The storage command is just a mounted folder from the host that Docker is running on in the event something bad happens to the host, like I delete it or something - I can quickly get up and running again. /letsencrypt is a mounted NFS share frrom Digital Ocean that's backed up.

Service Config

    blog:
      image: "ghost:3.27-alpine"
      restart: always
      volumes:
        - /docker/ghost/:/var/lib/ghost/content
      environment:
        - url=http://www.roylarsen.xyz
      ports:
        - "2368:2368"
      labels:
        - "traefik.enable=true"
        - "traefik.http.routers.blog-http.entrypoints=web"
        - "traefik.http.routers.blog-http.rule=Host(`roylarsen.xyz`) || Host(`www.roylarsen.xyz`)"
        - "traefik.http.routers.blog-http.middlewares=blog-https"
        - "traefik.http.middlewares.blog-https.redirectscheme.scheme=https"
        - "traefik.http.routers.blog.entrypoints=websecure"
        - "traefik.http.routers.blog.rule=Host(`roylarsen.xyz`) || Host(`www.roylarsen.xyz`)"
        - "traefik.http.services.blog.loadbalancer.server.port=2368"
        - "traefik.http.routers.blog.tls.certresolver=xyz"

Above is how I'm exposing the container hosting my Blog.

  "traefik.enable=true"

This is how to enable/expose each service as mentioned above.

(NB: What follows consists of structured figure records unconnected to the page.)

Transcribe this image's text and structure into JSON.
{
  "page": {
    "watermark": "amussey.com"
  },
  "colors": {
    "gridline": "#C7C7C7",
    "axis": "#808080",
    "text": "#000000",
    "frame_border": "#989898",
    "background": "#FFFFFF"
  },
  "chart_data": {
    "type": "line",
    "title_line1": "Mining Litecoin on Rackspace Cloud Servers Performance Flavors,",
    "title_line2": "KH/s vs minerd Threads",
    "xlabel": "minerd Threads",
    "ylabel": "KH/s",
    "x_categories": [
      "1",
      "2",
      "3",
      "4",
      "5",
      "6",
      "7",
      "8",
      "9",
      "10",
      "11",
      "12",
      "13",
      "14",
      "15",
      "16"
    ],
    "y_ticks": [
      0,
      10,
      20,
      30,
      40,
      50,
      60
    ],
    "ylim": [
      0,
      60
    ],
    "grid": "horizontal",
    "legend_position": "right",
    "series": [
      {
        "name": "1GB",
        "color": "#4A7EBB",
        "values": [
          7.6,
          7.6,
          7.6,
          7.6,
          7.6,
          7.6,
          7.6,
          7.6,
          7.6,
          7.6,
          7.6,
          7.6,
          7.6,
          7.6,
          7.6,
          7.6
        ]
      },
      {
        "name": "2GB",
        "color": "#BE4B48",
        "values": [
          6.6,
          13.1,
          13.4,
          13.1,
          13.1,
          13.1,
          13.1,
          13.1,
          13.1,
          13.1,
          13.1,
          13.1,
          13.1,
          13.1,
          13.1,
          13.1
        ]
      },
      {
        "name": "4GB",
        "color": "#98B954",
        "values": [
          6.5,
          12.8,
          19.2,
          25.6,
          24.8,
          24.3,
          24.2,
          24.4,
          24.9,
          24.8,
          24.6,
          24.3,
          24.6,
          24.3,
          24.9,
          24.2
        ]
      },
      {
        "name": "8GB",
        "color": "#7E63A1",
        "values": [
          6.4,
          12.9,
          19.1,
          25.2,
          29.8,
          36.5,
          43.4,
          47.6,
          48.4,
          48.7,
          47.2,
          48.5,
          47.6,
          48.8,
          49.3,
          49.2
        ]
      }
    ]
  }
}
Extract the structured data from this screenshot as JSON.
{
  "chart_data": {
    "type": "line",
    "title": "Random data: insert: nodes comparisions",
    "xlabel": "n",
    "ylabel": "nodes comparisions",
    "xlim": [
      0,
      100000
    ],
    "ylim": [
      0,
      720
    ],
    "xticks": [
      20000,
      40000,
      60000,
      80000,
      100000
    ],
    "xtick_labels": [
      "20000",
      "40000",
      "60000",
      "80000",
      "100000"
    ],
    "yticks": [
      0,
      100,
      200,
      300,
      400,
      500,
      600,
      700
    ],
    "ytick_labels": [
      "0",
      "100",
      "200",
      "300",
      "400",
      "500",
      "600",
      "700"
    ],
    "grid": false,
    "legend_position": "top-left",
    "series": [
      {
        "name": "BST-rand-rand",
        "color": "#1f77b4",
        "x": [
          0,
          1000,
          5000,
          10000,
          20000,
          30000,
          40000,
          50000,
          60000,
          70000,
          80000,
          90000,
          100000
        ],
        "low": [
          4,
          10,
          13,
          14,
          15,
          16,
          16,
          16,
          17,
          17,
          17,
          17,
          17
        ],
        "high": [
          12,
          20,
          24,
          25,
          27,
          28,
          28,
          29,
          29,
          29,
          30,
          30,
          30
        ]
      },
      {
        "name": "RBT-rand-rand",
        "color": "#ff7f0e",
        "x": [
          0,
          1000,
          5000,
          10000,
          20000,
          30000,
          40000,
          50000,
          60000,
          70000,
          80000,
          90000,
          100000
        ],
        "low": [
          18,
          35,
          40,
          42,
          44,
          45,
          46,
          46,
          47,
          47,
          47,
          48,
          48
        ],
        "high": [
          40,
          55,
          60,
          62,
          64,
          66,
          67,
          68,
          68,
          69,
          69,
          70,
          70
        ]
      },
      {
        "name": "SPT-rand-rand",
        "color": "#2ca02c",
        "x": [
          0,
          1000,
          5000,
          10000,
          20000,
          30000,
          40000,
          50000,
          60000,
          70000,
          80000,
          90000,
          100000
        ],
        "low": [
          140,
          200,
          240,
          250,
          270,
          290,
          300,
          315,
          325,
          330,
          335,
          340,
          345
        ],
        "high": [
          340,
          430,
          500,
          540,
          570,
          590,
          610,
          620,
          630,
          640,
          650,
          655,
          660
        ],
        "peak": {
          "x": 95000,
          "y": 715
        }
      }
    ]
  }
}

    - "traefik.http.routers.blog-http.entrypoints=web"
    - "traefik.http.routers.blog-http.rule=Host(`roylarsen.xyz`) || Host(`www.roylarsen.xyz`)"
    - "traefik.http.routers.blog-http.middlewares=blog-https"
    - "traefik.http.middlewares.blog-https.redirectscheme.scheme=https"

These lines are how to enable the HTTP listener for the domains I want my blog to answer on, and then redirect to HTTPS (since things should only be served over HTTPS, but I don't want errors over HTTP).

    - "traefik.http.routers.blog.entrypoints=websecure"
    - "traefik.http.routers.blog.rule=Host(`roylarsen.xyz`) || Host(`www.roylarsen.xyz`)"
    - "traefik.http.services.blog.loadbalancer.server.port=2368"
    - "traefik.http.routers.blog.tls.certresolver=xyz"

After we accept the request from the HTTP listener, we need a place to redirect to (also just straight just to HTTPS).

The biggest differences between the two are the loadbalancer forward and the certresolver.

The loadbalancer is just where requests are sent on the backend, and then the certresolver is just what resolver to pull the certificate from in the Traefik config from the previous section.

That's It

Seriously. It was pretty easy overall to be able to swap from Nginx to Traefik (except when I forgot the url for the admin panel to write this, heh), and now I don't have to think about my cert renewals for the rest of the life of this server. It's all very exciting.